Consultant Standard & Poor’s Ratings Services revealed yesterday its economic growth expectations for this year in asia Pacific, predicting now a deterioration of GDP growth compared to earlier forecasts. In a report titled “Asia-Pacific Could Be Entering A Steady State Of Slower Growth,” S&P said weaker global trade and the burst of a speculative real estate bubble in China would weight down on growth perspectives. This week, stock exchanges and currencies across Asia stumbled due to growing concerns about China’s economic slowdown.
According to S&P, overall GDP in Asia Pacific may expand by only 5.5 percent in 2015, instead of earlier forecasts of 5.6 percent. “While Asia Pacific remains the highest growth region globally, the outlook continues to be subdued.

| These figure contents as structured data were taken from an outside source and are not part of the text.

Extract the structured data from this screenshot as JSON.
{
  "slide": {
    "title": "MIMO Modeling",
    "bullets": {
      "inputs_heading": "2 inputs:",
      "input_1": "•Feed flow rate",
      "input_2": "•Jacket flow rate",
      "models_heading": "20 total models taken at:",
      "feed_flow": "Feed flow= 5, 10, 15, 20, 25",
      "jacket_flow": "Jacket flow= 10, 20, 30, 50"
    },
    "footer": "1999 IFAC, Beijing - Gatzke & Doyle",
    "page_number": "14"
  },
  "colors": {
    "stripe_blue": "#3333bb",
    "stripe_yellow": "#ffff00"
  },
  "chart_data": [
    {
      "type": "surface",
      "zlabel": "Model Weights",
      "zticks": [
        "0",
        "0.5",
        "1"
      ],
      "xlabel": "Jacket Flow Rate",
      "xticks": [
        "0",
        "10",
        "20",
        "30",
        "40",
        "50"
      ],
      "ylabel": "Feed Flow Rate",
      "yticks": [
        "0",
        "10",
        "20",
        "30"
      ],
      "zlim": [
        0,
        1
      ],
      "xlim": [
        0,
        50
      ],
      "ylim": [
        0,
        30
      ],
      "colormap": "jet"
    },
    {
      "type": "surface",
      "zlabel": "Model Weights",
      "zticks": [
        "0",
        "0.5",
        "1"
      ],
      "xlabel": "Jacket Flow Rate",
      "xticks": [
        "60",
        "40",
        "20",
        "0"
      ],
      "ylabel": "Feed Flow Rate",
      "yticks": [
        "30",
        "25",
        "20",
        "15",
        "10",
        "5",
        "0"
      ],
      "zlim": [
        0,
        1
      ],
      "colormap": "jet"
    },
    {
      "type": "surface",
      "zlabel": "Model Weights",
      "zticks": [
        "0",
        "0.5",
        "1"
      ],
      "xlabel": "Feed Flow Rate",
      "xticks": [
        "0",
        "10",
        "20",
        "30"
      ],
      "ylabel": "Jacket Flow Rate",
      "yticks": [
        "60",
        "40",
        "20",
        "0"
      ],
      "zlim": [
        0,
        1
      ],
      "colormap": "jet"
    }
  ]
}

The effects of the two largest economies- USA and China- in the world are, each in their own way, weighing down activity,” highlights the report.
USA subdued growth in imports affect particularly South Korea and Taiwan. China property market’s burst is hitting also GDP growth in Hong Kong, Australia, Taiwan, South Korea, Singapore and Malaysia.
Growth is still forecast for the four largest economies of ASEAN according to S&P- Indonesia, Malaysia, the Philippines and Thailand. The four large economies are now due to grow by 5% on average this year. Slow growth is expected for Thailand (3.4%) and Malaysia (4.6%) while Indonesia and the Philippines are projected to grow respectively by 5.4% and 6%. Singapore’s economy would grow around 2.5% this year.
The slowdown could then affect travel patterns within Asia with more people taking a more careful approach to travel abroad. Already travels out of Indonesia is down since the beginning of the year while it remains stagnant in Malaysia. Earlier this year WTTC predicted a growth of spending for Malaysian travellers by only 1%.